New York Daily News

Somalia starves, America retreats

- BY MARSA LAIRD Laird, who was a Peace Corps volunteer in Somalia in the early 1960s, lives in Manhattan.

My middle-school girls looked beautiful as they marched across Hargeisa Square in their white dresses. They held their heads high, knowing they were the first young women in the new republic to be educated above the elementary level.

Watching them, I remembered what a lecturer had said to our Peace Corps group: “When you teach a boy, you teach a boy. When you teach a girl, you teach generation­s.”

A large crowd of people lined the square to watch contingent­s of students, civil servants and soldiers parade by the reviewing stand in honor of the new president. They clapped their hands in unison and sang a song composed for the new nation’s founding: “Somalo Wanachsen” (Somalia is great). It was 1962 and everyone had high hopes.

By the 1990s Somalia had begun a slow descent into violence, until it really wasn’t a country anymore. The region in the north where I had taught broke away and formed its own republic, Somaliland, which has survived and done well. Many of my students are probably dead now, but others — perhaps their daughters or granddaugh­ters — have taken their place. Some girls have gone on to study medicine and train as nurses or midwives.
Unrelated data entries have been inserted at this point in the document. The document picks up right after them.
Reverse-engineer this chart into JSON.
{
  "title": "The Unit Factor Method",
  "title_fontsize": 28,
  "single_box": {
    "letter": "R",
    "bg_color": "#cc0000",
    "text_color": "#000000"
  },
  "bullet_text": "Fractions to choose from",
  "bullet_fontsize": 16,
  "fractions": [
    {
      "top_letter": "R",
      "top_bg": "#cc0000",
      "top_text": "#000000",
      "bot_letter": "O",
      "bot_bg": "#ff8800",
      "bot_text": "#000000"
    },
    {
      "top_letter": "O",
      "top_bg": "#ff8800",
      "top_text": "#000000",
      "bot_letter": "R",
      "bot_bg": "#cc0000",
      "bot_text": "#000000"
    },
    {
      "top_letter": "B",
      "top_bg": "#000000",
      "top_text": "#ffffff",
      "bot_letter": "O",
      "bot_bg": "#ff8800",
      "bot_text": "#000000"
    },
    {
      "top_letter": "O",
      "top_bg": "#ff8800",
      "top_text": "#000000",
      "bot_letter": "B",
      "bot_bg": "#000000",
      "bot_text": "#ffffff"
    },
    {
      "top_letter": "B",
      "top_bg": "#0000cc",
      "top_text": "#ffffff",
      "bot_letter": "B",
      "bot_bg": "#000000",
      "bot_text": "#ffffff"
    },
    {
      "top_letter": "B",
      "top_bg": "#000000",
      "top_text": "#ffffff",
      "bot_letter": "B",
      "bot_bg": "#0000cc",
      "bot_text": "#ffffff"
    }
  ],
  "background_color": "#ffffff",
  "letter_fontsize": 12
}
Al Shabab, a militant terrorist group, took advantage of the anarchy brought on by years of civil war and famine in the south to seize control, imposing their extremist Muslim ideology on an exhausted people. Warlords chased them off for brief periods, but they always came back and are still present in rural areas, harassing the inhabitant­s and often keeping outside help from getting to them by murdering aid workers.

They continue to be a problem because the last thing they want is a democratic Somalia with a decent economy and relations with the outside world.

Now the Somalis are starving again, as they did six years ago. Especially the children, who are the most vulnerable. They are suffering from one of the worst of the periodic droughts that afflict the region, as well as from Al Shabab.

Remember the photos of the children we once saw in the media who were hardly able to lift their heads, their ribs protruding from their emaciated bodies? This time the famine levels could be even worse than they were in 2011. The government of Somalia has already declared it a national disaster, with hunger threatenin­g the lives of over 6 million people, or one-half of the nation’s entire population.

The world was too slow in responding to the last drought, as internatio­nal aid organizati­ons now admit. This time, if funds don’t start pouring in right away to stem the flow of misery, the cost in human life will be greater than any we have witnessed so far. Other countries, including South Sudan and Nigeria, are also at grave risk.

There should be reason for hope. A measure of national stability was establishe­d last month when a new president was elected by the Somali Parliament. Mohamed Abdullahi Mohamed happens to be a dual citizen of Somalia and the United States, where he attended school before returning to his homeland. He is committed to its welfare and deserves our help. But President Trump has just proposed a heartless budget that beefs up the Pentagon at the expense of agencies that provide support for domestic and foreign aid programs — if not doing away with some of them entirely.

He is also trying to ban all Somalis as well as citizens of five other Muslim countries from entering the United States.

The U.S. used to be the biggest contributo­r to the relief of nations in need; we still boast of being the planet’s most generous nation.

What little sustenance the Somalis still receive from us is left over from President Barack Obama’s budget. Recently the UN and other relief groups sent out requests for immediate funds to help feed the desperatel­y hungry. Many have stepped up. The U.S. has yet to been heard from.

Besides the humanitari­an impulse Americans are known for, foreign aid actually helps to keep us safe and terrorists at bay. It’s not just walls and weapons that ensure our security. Other countries — who are not our friends — are waiting to fill the gap if we abdicate our moral responsibi­lities. Will our new mantra be America First and only?